Shi Huiping, Wang Zhaoyue
MOH Key Lab of Thrombosis and Hemostasis, Jiangsu Institute of Hematology, the First Affiliated Hospital of Soochow University Collaborative Innovation Center of Hematology, Soochow University, Suzhou, China.
Medicine (Baltimore). 2017 Nov;96(47):e8862. doi: 10.1097/MD.0000000000008862.
Hemoglobin Hornchurch is regarded as an asymptomatic hemoglobinopathy with no obvious hematological or clinical abnormalities. Recently, we identified hemoglobin Hornchurch in a 13-year-old Chinese boy complicated with thrombocytopenia, which displayed instability in isopropanol precipitation test.
In this case report, we reported a Chinese boy with hemoglobin Hornchurch complicated by thrombocytopenia. The patients have been misdiagnosed as aplastic anemia and myelodysplastic syndrome before.
Hemolysis tests, high-performance liquid chromatography, and HBB gene sequencing identified the E44K (G>A) mutation. Isopropanol precipitation test showed instability in hemoglobin Hornchurch.
The patient was given immunosuppressive therapy for 3 months.
His general conditions have improved along with the recovery of the hemogram index.

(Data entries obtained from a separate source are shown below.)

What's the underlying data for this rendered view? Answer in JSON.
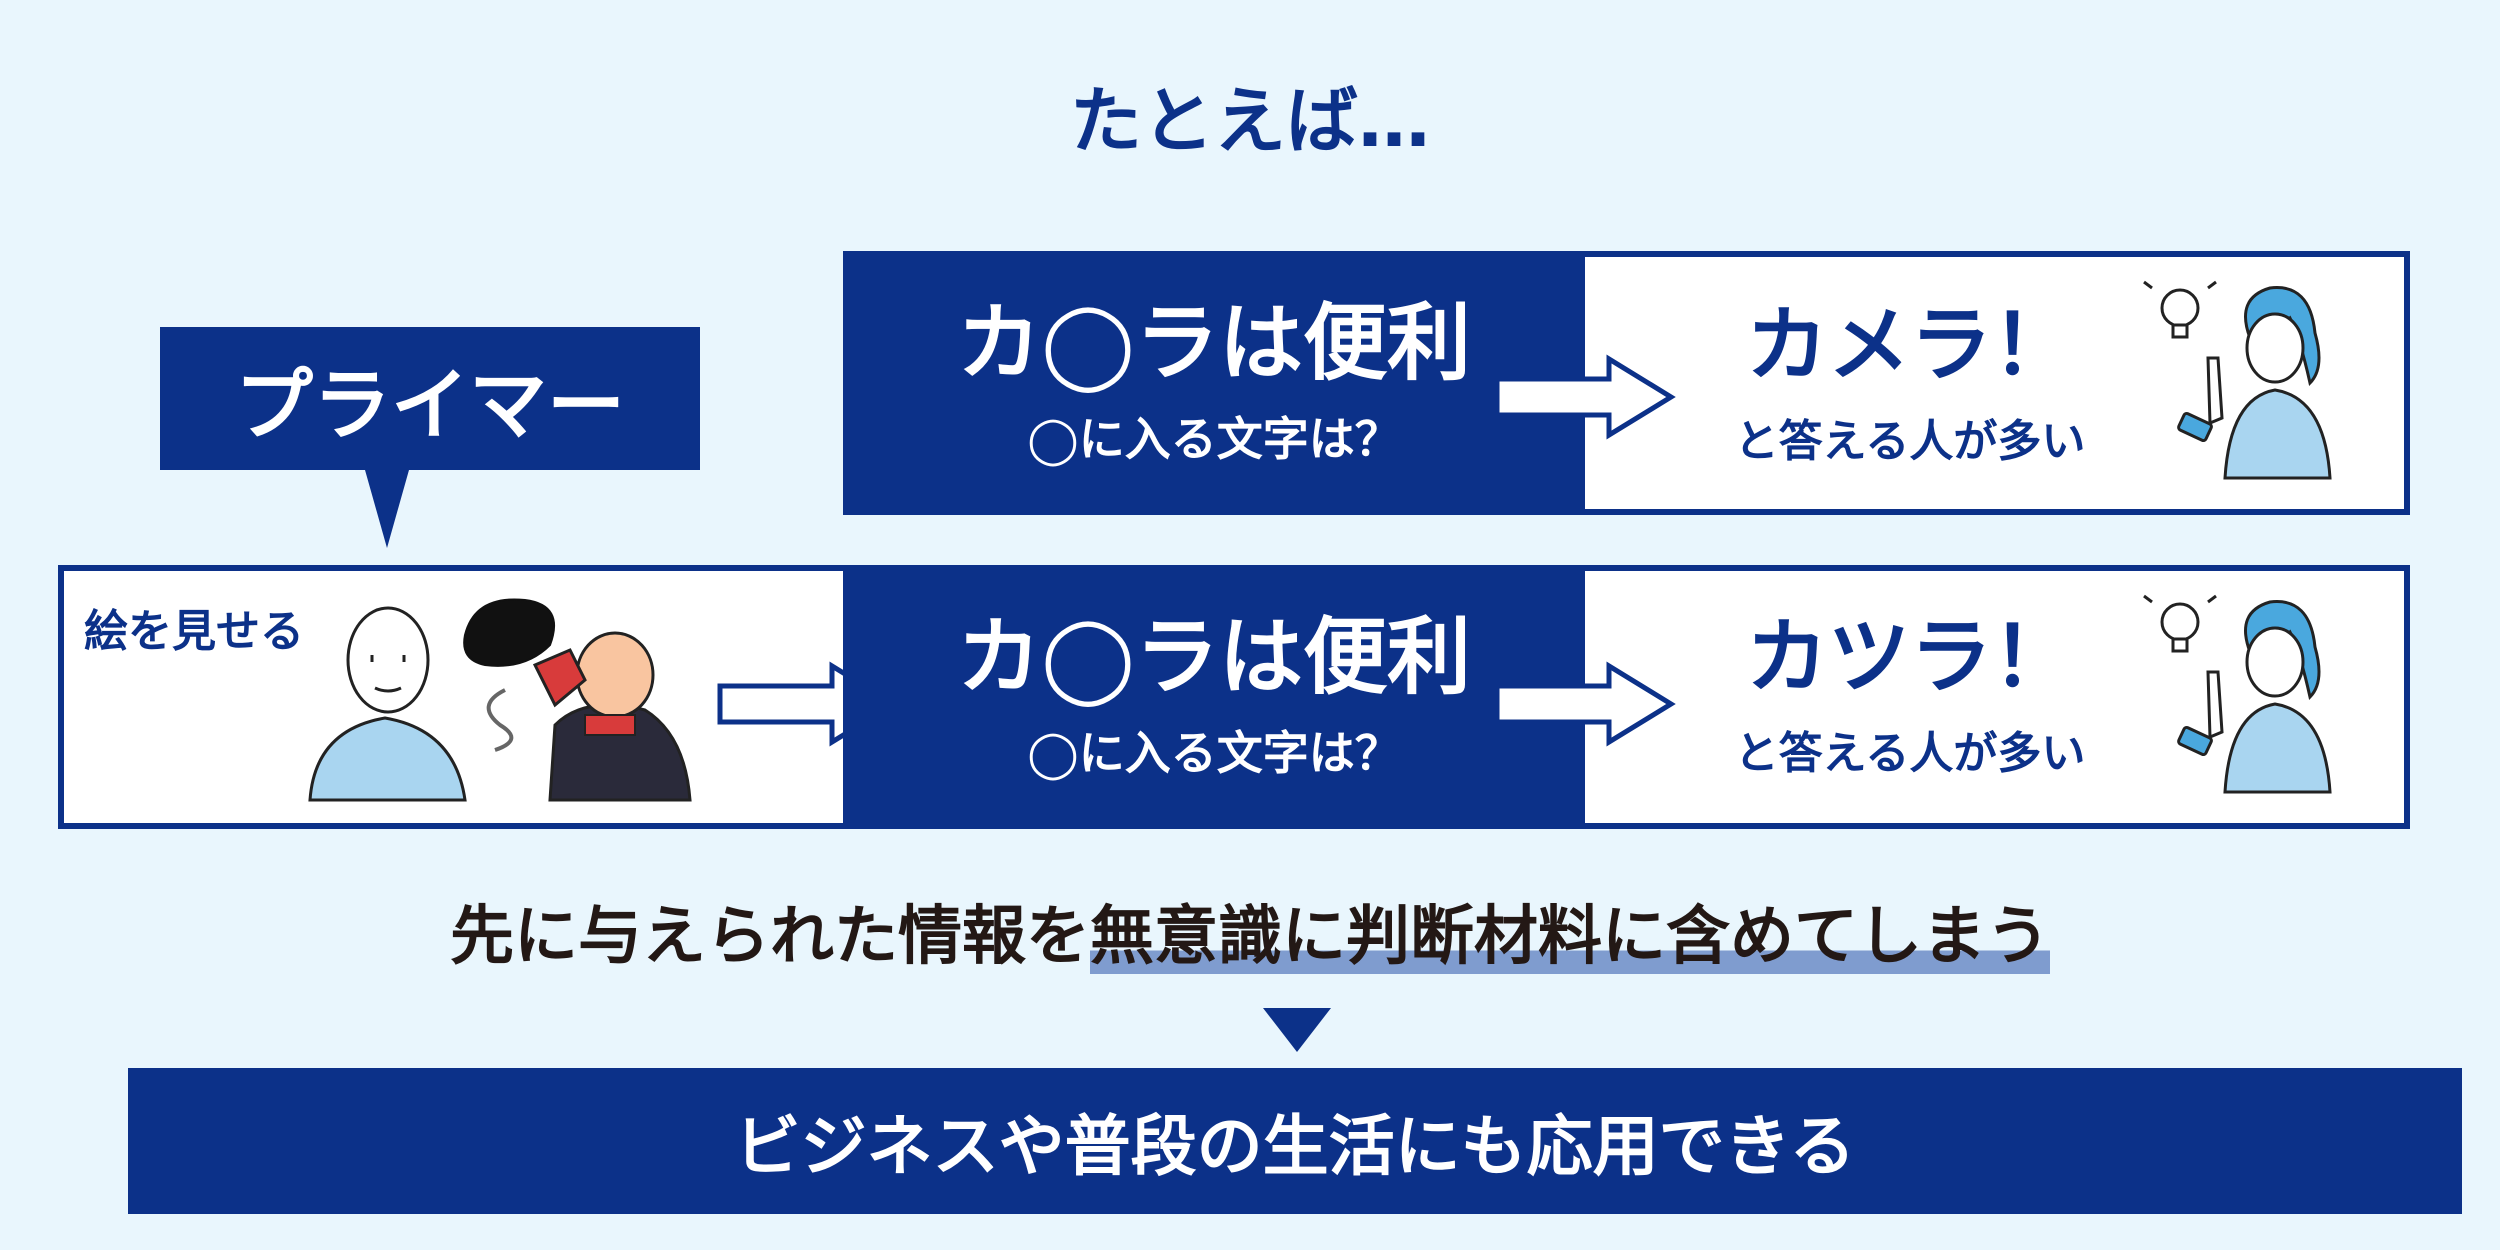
{
  "heading": "たとえば…",
  "primer_label": "プライマー",
  "show_label": "絵を見せる",
  "row1": {
    "question_main": "カ◯ラは便利",
    "question_sub": "◯に入る文字は？",
    "answer_main": "カメラ！",
    "answer_sub": "と答える人が多い"
  },
  "row2": {
    "question_main": "カ◯ラは便利",
    "question_sub": "◯に入る文字は？",
    "answer_main": "カツラ！",
    "answer_sub": "と答える人が多い"
  },
  "summary": {
    "plain": "先に与えられた情報を",
    "highlighted": "無意識に判断材料に含めてしまう"
  },
  "conclusion": "ビジネスや普段の生活にも応用できる",
  "colors": {
    "background": "#e9f6fd",
    "navy": "#0c3189",
    "highlight": "#7f9ccf",
    "text_dark": "#231815",
    "person_light_blue": "#4aa8de"
  },
  "icons": [
    "arrow-right-icon",
    "down-triangle-icon",
    "lightbulb-icon",
    "smartphone-icon"
  ]
}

Further research is needed to clarify the relation between structural abnormality and functional properties of hemoglobin Hornchurch. This second case of hemoglobin Hornchurch indicates that there might be more hemoglobin variants or their carriers in the Chinese population.
血红蛋白霍恩彻奇被视为一种无症状的血红蛋白病,无明显血液学或临床异常。最近,我们在一名13岁中国男孩中发现了血红蛋白霍恩彻奇,其合并血小板减少症,在异丙醇沉淀试验中表现出不稳定性。
在本病例报告中,我们报告了一名患有血红蛋白霍恩彻奇并合并血小板减少症的中国男孩。该患者此前曾被误诊为再生障碍性贫血和骨髓增生异常综合征。
溶血试验、高效液相色谱法和HBB基因测序确定了E44K(G>A)突变。异丙醇沉淀试验显示血红蛋白霍恩彻奇不稳定。
该患者接受了3个月的免疫抑制治疗。
随着血常规指标的恢复,他的一般状况有所改善。
需要进一步研究以阐明血红蛋白霍恩彻奇的结构异常与功能特性之间的关系。这例第二例血红蛋白霍恩彻奇病例表明,中国人群中可能存在更多的血红蛋白变体或其携带者。